Designing intelligent text-entry tools so that multilingual researchers can read, write, and reason with generative AI in their language of choice — without losing nuance, accuracy, or authority.
26% faster translation · ↓ NASA-TLX cognitive load · n=15 within-subject study
The University of Michigan's academic departments represent over 150 countries.
Our study reached researchers fluent in Chinese, Korean, Hindi, Urdu, Burmese, Macedonian, Persian, and more, the exact population a tool like Rosetta is built to serve.
The generative AI tools these researchers reach for every day, ChatGPT, Gemini, and their peers, are trained and tuned overwhelmingly for English. So a scholar who thinks in Hindi or Burmese ends up translating their idea into English, prompting, then translating the answer back, losing nuance, time, and trust at every step. This study asks a simple question: what would it take for the interface to meet multilingual researchers where they already are? The map below isn't decoration, it's the user base, and the gap between it and an English-first AI is exactly the problem Rosetta sets out to close.
CSE 593 graduate HCI research at the University of Michigan. Five researchers studying equity in generative AI for non-native English speakers in academic workflows — literature review, academic writing, brainstorming.

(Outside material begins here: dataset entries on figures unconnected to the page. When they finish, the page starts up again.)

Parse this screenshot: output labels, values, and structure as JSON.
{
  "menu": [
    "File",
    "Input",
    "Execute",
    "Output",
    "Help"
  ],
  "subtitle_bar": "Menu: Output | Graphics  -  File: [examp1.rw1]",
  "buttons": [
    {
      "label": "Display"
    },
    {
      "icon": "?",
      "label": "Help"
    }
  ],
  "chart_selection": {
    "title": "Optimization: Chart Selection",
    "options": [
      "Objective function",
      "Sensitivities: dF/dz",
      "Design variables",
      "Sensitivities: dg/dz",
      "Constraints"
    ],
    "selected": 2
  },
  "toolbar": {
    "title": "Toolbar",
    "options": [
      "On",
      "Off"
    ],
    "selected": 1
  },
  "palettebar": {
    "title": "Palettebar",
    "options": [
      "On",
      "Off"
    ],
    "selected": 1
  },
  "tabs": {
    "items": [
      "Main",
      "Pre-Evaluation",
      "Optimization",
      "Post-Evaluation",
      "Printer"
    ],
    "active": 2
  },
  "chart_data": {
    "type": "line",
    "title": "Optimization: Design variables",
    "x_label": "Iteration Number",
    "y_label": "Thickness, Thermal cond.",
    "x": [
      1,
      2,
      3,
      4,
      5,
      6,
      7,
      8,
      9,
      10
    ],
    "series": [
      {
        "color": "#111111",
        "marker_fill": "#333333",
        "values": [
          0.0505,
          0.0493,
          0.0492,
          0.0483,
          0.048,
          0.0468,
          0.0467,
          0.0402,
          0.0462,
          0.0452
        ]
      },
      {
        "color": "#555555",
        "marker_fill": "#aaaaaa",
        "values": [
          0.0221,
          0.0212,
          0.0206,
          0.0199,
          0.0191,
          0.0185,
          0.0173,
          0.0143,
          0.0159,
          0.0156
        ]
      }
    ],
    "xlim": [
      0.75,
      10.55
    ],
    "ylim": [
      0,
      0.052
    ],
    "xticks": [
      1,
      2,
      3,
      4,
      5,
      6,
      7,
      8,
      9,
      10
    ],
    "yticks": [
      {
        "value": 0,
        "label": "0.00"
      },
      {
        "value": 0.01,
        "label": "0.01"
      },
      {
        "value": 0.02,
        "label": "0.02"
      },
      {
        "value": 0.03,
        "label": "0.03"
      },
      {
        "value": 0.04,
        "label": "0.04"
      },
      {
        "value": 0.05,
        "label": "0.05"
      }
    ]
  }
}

ChatGPT and peers are trained and tuned for English. Multilingual researchers constantly translate, code-mix, and re-prompt — losing nuance, time, and trust in the output. The interface, not the model, is the lever we have.
Rosetta — a Gemini-powered chat assistant with a highlight-popup tooltip for Simplify, Tone Match, and Translate. A within-subject study (n=15) showed statistically significant gains in completion time and lower NASA-TLX workload.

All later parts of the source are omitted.